Exercise Science Department Featured in the Journal of Strength and Conditioning Research

Research conducted at Lindenwood University-Belleville’s Exercise Science Lab was recently published in the Journal of Strength and Conditioning Research.

The study, Analysis of Factors Related to Back Squat Concentric Velocity, was conducted by Lindenwood professors of exercise science Dr. Lindy Rossow and Dr. Chris Fahs, along with Associate Professor of Exercise Science Dr. Michael Zourdos from Florida Atlantic University.

According to the researchers, the purpose of the study was to determine the relationships between one-repetition maximum back squat bar velocity and femur length, training experience, strength, and sprint time in college athletes.

“Measuring bar velocity during barbell exercises can be a useful metric for prescribing resistance training loads and for predicting the one-repetition maximum,” said Fahs. “However, it is not clear whether either anthropometric factors such as limb length or training experience influences bar velocity. So, that’s what we looked to find out.”

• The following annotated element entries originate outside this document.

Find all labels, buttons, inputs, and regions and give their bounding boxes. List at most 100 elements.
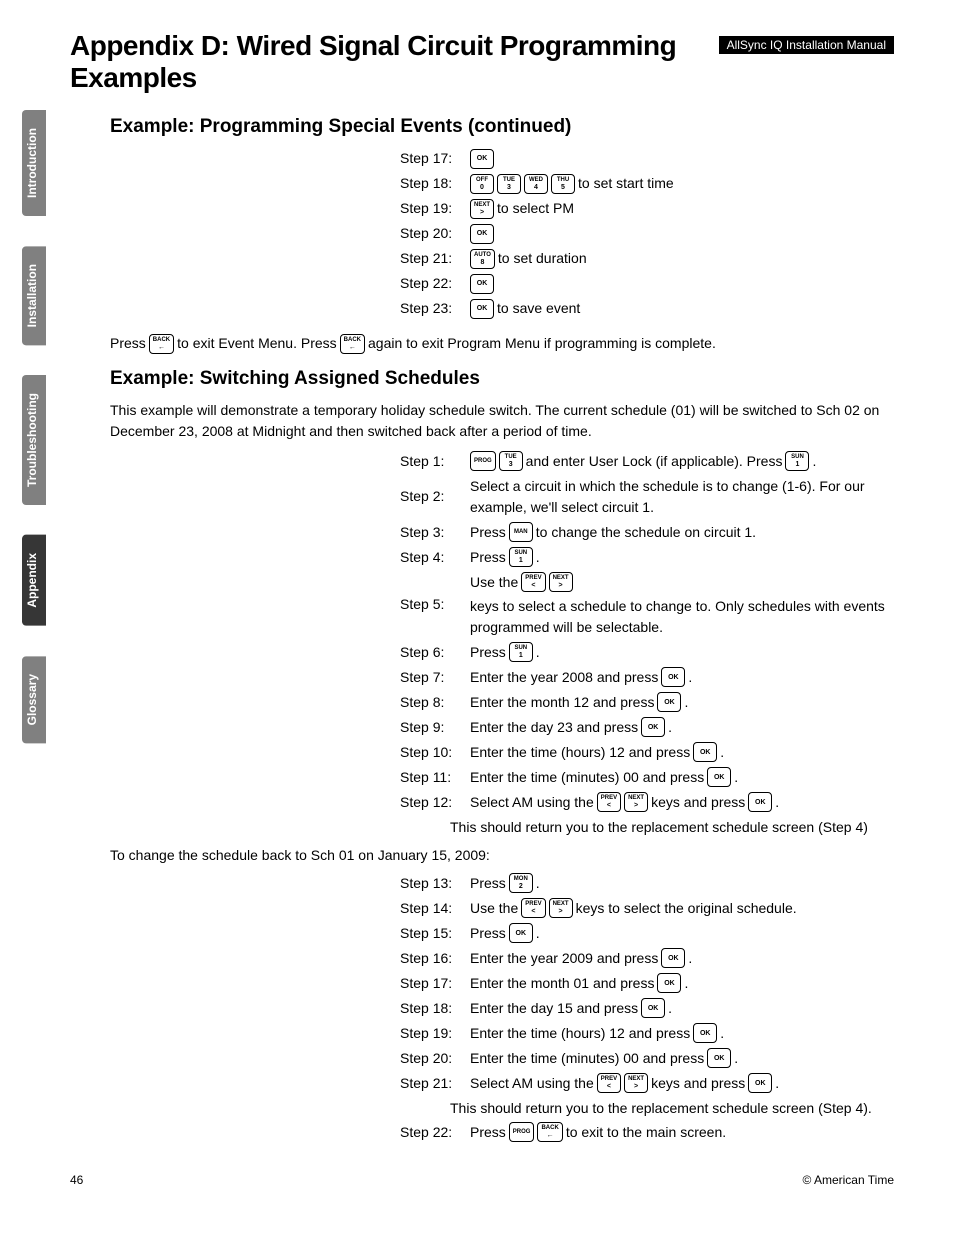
step-label: Step 6: bbox=[400, 642, 470, 663]
key-back: BACK← bbox=[149, 334, 174, 354]
step-label: Step 11: bbox=[400, 767, 470, 788]
step-content: Select a circuit in which the schedule i… bbox=[470, 476, 894, 518]
step-row: Step 21:Select AM using the PREV<NEXT> k… bbox=[400, 1073, 894, 1094]
step-row: Step 22:Press PROGBACK← to exit to the m… bbox=[400, 1122, 894, 1143]
step-text: to set duration bbox=[498, 248, 587, 269]
key-ok: OK bbox=[470, 299, 494, 319]
step-text: Press bbox=[470, 522, 506, 543]
step-row: Step 23:OK to save event bbox=[400, 298, 894, 319]
step-text: to exit Event Menu. Press bbox=[177, 333, 337, 354]
step-row: Step 4:Press SUN1. bbox=[400, 547, 894, 568]
step-text: . bbox=[775, 792, 779, 813]
step-label: Step 21: bbox=[400, 248, 470, 269]
step-text: . bbox=[720, 742, 724, 763]
step-row: Step 3:Press MAN to change the schedule … bbox=[400, 522, 894, 543]
step-text: Press bbox=[110, 333, 146, 354]
step-text: keys to select the original schedule. bbox=[576, 898, 797, 919]
step-label: Step 21: bbox=[400, 1073, 470, 1094]
key-prog: PROG bbox=[509, 1122, 535, 1142]
step-text: keys to select a schedule to change to. … bbox=[470, 596, 894, 638]
step-label: Step 14: bbox=[400, 898, 470, 919]
step-label: Step 3: bbox=[400, 522, 470, 543]
step-text: Enter the day 23 and press bbox=[470, 717, 638, 738]
step-label: Step 4: bbox=[400, 547, 470, 568]
step-text: Enter the month 01 and press bbox=[470, 973, 654, 994]
tab-appendix[interactable]: Appendix bbox=[22, 535, 46, 626]
exit-line: Press BACK← to exit Event Menu. Press BA… bbox=[110, 333, 894, 354]
step-text: to exit to the main screen. bbox=[566, 1122, 726, 1143]
step-content: Enter the time (minutes) 00 and press OK… bbox=[470, 1048, 738, 1069]
step-row: Step 11:Enter the time (minutes) 00 and … bbox=[400, 767, 894, 788]
step-content: Press MAN to change the schedule on circ… bbox=[470, 522, 756, 543]
step-label: Step 23: bbox=[400, 298, 470, 319]
key-next: NEXT> bbox=[624, 1073, 648, 1093]
step-label: Step 15: bbox=[400, 923, 470, 944]
step-row: Step 6:Press SUN1. bbox=[400, 642, 894, 663]
section2-subtitle: Example: Switching Assigned Schedules bbox=[110, 368, 894, 390]
step-content: Enter the month 01 and press OK. bbox=[470, 973, 688, 994]
key-ok: OK bbox=[707, 767, 731, 787]
step-text: to set start time bbox=[578, 173, 674, 194]
step-label: Step 22: bbox=[400, 273, 470, 294]
step-content: OK bbox=[470, 274, 494, 294]
step-label: Step 10: bbox=[400, 742, 470, 763]
step-row: Step 13:Press MON2. bbox=[400, 873, 894, 894]
step-text: Press bbox=[470, 923, 506, 944]
step-label: Step 17: bbox=[400, 973, 470, 994]
step-text: to save event bbox=[497, 298, 580, 319]
step-content: Enter the day 23 and press OK. bbox=[470, 717, 672, 738]
step-text: . bbox=[688, 667, 692, 688]
step-row: Step 9:Enter the day 23 and press OK. bbox=[400, 717, 894, 738]
appendix-title: Appendix D: Wired Signal Circuit Program… bbox=[70, 30, 719, 94]
key-sun: SUN1 bbox=[509, 547, 533, 567]
step-label: Step 1: bbox=[400, 451, 470, 472]
manual-badge: AllSync IQ Installation Manual bbox=[719, 36, 894, 54]
step-text: to select PM bbox=[497, 198, 574, 219]
key-ok: OK bbox=[641, 998, 665, 1018]
step-text: Enter the time (hours) 12 and press bbox=[470, 742, 690, 763]
step-content: OK to save event bbox=[470, 298, 580, 319]
step-content: Enter the day 15 and press OK. bbox=[470, 998, 672, 1019]
tab-troubleshooting[interactable]: Troubleshooting bbox=[22, 375, 46, 505]
step-text: again to exit Program Menu if programmin… bbox=[368, 333, 716, 354]
key-next: NEXT> bbox=[549, 572, 573, 592]
section2-stepsC: Step 22:Press PROGBACK← to exit to the m… bbox=[400, 1122, 894, 1143]
key-man: MAN bbox=[509, 522, 533, 542]
tab-introduction[interactable]: Introduction bbox=[22, 110, 46, 216]
copyright: © American Time bbox=[802, 1173, 894, 1187]
key-ok: OK bbox=[693, 742, 717, 762]
step-content: Press OK. bbox=[470, 923, 540, 944]
tab-installation[interactable]: Installation bbox=[22, 246, 46, 345]
key-ok: OK bbox=[470, 149, 494, 169]
key-wed: WED4 bbox=[524, 174, 548, 194]
key-ok: OK bbox=[748, 792, 772, 812]
step-row: Step 1:PROGTUE3 and enter User Lock (if … bbox=[400, 451, 894, 472]
key-sun: SUN1 bbox=[509, 642, 533, 662]
step-row: Step 12:Select AM using the PREV<NEXT> k… bbox=[400, 792, 894, 813]
step-text: keys and press bbox=[651, 792, 745, 813]
key-ok: OK bbox=[641, 717, 665, 737]
step-content: Press SUN1. bbox=[470, 642, 540, 663]
tab-glossary[interactable]: Glossary bbox=[22, 656, 46, 743]
step-content: OK bbox=[470, 224, 494, 244]
step-row: Step 8:Enter the month 12 and press OK. bbox=[400, 692, 894, 713]
key-ok: OK bbox=[661, 667, 685, 687]
step-row: Step 17:OK bbox=[400, 148, 894, 169]
key-ok: OK bbox=[509, 923, 533, 943]
step-content: Enter the year 2009 and press OK. bbox=[470, 948, 692, 969]
step-text: Press bbox=[470, 642, 506, 663]
step-label: Step 16: bbox=[400, 948, 470, 969]
key-ok: OK bbox=[470, 274, 494, 294]
step-content: OK bbox=[470, 149, 494, 169]
key-off: OFF0 bbox=[470, 174, 494, 194]
side-tabs: Introduction Installation Troubleshooting A… bbox=[0, 110, 46, 773]
step-content: Select AM using the PREV<NEXT> keys and … bbox=[470, 792, 779, 813]
step-label: Step 18: bbox=[400, 173, 470, 194]
key-prev: PREV< bbox=[597, 792, 621, 812]
step-label: Step 17: bbox=[400, 148, 470, 169]
step-content: OFF0TUE3WED4THU5 to set start time bbox=[470, 173, 674, 194]
step-text: Select AM using the bbox=[470, 1073, 594, 1094]
step-text: keys and press bbox=[651, 1073, 745, 1094]
step-text: . bbox=[536, 923, 540, 944]
key-prev: PREV< bbox=[521, 572, 545, 592]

For the study, 13 college football and eight college softball players performed a 36.6 meter sprint followed by a one-repetition maximum back squat, while average concentric velocity and peak concentric velocity were measured. Height, body mass, years of squat training experience, squat frequency, and femur length were also measured.

The research revealed that average concentric velocity was not related to training age, squat frequency, femur length, or relative strength. However, the research indicated that peak concentric velocity was related to the 36.6-meter sprint time, relative squat average, and relative peak power.

The researchers said that these results suggest that college athletes using velocity to regulate squat training may not necessarily need to modify velocity ranges based on limb length or training age. Additionally the research indicated that peak velocity during a one-repetition maximum back squat may be a useful indicator of an athlete's relative power output ability and speed. Therefore, coaches may consider measuring velocity during strength testing as a surrogate measure for speed and power.